Findings Analysis and Discussion

Demographic Characteristics of Respondent

Assessment of Measurement Model

Empirical estimates of the associations between the indicators and the constructs (measurement models) and between the constructs (structural model) are provided via model estimation (Hair Jr et al., 2021). In PLS-SEM, analyzing the measurement models is the starting point for assessing the outcomes. Relationships between each latent variable structure and its corresponding indicator variables are represented by the outer models (also called measurement models).

In essence, the evaluation or assessment of measurement model aids the researcher in comparing the theory chosen for the study with the data gathered for the investigation. The appropriate standards for evaluating the measurement model vary depending on whether they are reflective or formative constructs (Henseler, 2018). Because all the constructs in this study were reflective there is the need to test measurement model’s reliability and validity before you carried out the test for structural model. This study assessed the measurement model using indicator reliability, internal consistency reliability, convergent validity, and discriminant validity.

Indicator Reliability

The first step in assessing a reflective measurement model is to look at the indicator loadings. Loadings above 0.708 are preferred since they show that construct is sufficiently reliable to account for almost 50% of the variation in the indicator (Hair et al., 2019). In this case, all indicators are strongly weighted on their underlying latent factors. Therefore, none were taken out of the model (Straub et al., 2022). That is to say, all indications were above the needed threshold when the initial study was performed. The model was run using the PLS algorithm, the indicator loadings are displayed in Figure 2.

Figure 2 Indicator Loadings (Measurement Model)

Internal Consistency Reliability

Cronbach's alpha, Joreskog's composite reliability, and Rho A were employed to assess the internal consistency reliability of the survey. The results are presented in Tables 1 & 2.

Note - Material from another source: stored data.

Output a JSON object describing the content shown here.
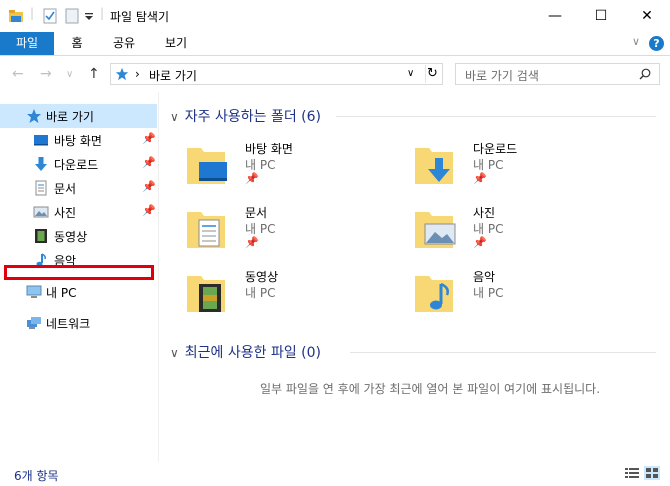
{
  "window": {
    "title": "파일 탐색기",
    "minimize_glyph": "—",
    "maximize_glyph": "☐",
    "close_glyph": "✕"
  },
  "ribbon": {
    "tabs": [
      "파일",
      "홈",
      "공유",
      "보기"
    ],
    "help_glyph": "?",
    "collapse_glyph": "∨"
  },
  "navbar": {
    "back_glyph": "←",
    "forward_glyph": "→",
    "recent_glyph": "∨",
    "up_glyph": "↑",
    "address_text": "바로 가기",
    "address_sep": "›",
    "search_placeholder": "바로 가기 검색"
  },
  "navpane": {
    "quick_access": "바로 가기",
    "items": [
      {
        "label": "바탕 화면",
        "pinned": true,
        "icon": "desktop-icon"
      },
      {
        "label": "다운로드",
        "pinned": true,
        "icon": "download-icon"
      },
      {
        "label": "문서",
        "pinned": true,
        "icon": "document-icon"
      },
      {
        "label": "사진",
        "pinned": true,
        "icon": "picture-icon"
      },
      {
        "label": "동영상",
        "pinned": false,
        "icon": "video-icon"
      },
      {
        "label": "음악",
        "pinned": false,
        "icon": "music-icon"
      }
    ],
    "this_pc": "내 PC",
    "network": "네트워크"
  },
  "main": {
    "frequent_header": "자주 사용하는 폴더 (6)",
    "recent_header": "최근에 사용한 파일 (0)",
    "location": "내 PC",
    "folders": [
      {
        "name": "바탕 화면",
        "pinned": true
      },
      {
        "name": "다운로드",
        "pinned": true
      },
      {
        "name": "문서",
        "pinned": true
      },
      {
        "name": "사진",
        "pinned": true
      },
      {
        "name": "동영상",
        "pinned": false
      },
      {
        "name": "음악",
        "pinned": false
      }
    ],
    "empty_message": "일부 파일을 연 후에 가장 최근에 열어 본 파일이 여기에 표시됩니다."
  },
  "statusbar": {
    "count_text": "6개 항목"
  },
  "colors": {
    "accent": "#1979ca",
    "header_text": "#1e3287",
    "highlight_box": "#e0000b",
    "folder_yellow": "#f8d775"
  }
}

Table 1 The Demographic Characteristics of Respondents
Demographics Characteristics Number Percentage
Gender Male
Female
146
110
57%
43%
Age 18 – 24 years
25 – 34 years
35 – 44 years
45 – 54 years
55 years and above
86
94
46
22
8
33.6%
36.7%
18%
8.6%
3.1%
Portfolio Occupation
Employed (Full time)
Employed (part time)
Self-employed
Unemployment
Others (specify)
86
62
39
47
18
4
33.6%
24.2%
15.2%
18.4%
7.2%
1.4%
Educational Qualification High school
Diploma
Degree
Masters
Doctorate/Higher
35
43
139
28
11
13.7%
16.8%
54.3%
10.9%
4.3%
How often do you stay in hostels or other type accommodation per year Less than 1 time
1 – 2 times
3 – 5 times
More than 5 times
82
85
52
37
32%
33.2%
20.3%
14.5%
Table 2 Results of Internal Consistency Reliability
Constructs Cronbach's alpha Composite reliability (rho_a) Composite reliability (rho_c)
Commitment 0.878 0.881 0.917
Customer Satisfaction 0.912 0.922 0.930
Hedonic Value 0.904 0.905 0.929
Personal Condition 0.892 0.893 0.921
Resource Availability 0.899 0.899 0.930
Service Interaction 0.884 0.887 0.920
Value co-creation 0.879 0.883 0.912

Table 2 displays that the Cronbach alpha for all latent variables and constructs was more than 0.70. Cronbach alpha values which range from 0.763 to 0.903 signifies that the model is having good internal consistency. Composite reliability, in contrast to Cronbach's alpha, is stronger because the items are weighted according to their separate loadings on the construct indicators. Based on the results, the composite reliability values (rho_c) vary from 0.862 to 0. 0.933, which is good (see Table 2). In general, more trustworthy results have greater value. For instance, "acceptable in exploratory research" would be a dependability score of 0.60–0.70, while "satisfying to good" would be a value of 0.70–0.90. A value of 0.95 or higher is problematic since it implies that the constituents are not necessary, which reduces construct validity (Mikulić). From Table 2, none of the composite reliability was 0.862 or more. Lastly, rho_A is a more precise option to Cronbach's alpha and the composite reliability, which is typically found to lay between the two. Maintaining a Rho_ A around 0.70 is advised. As can be shown in Table 2, the Rho_ A values of all constructs are higher than 0.70. A higher Rho_A means the data is verified and reliable.

Convergent Validity

Convergent validity measures how well a construct accounts for differences in its constituent parts. Concerning convergent validity, it is the rate at which all indicators in the model relate to other items of the same latent variable. Average Variance Extracted (AVE) measures convergent validity. By calculating AVE from each component, outer loadings allow for the evaluation of convergent validity. The results of the convergent validity are presented in Table 3.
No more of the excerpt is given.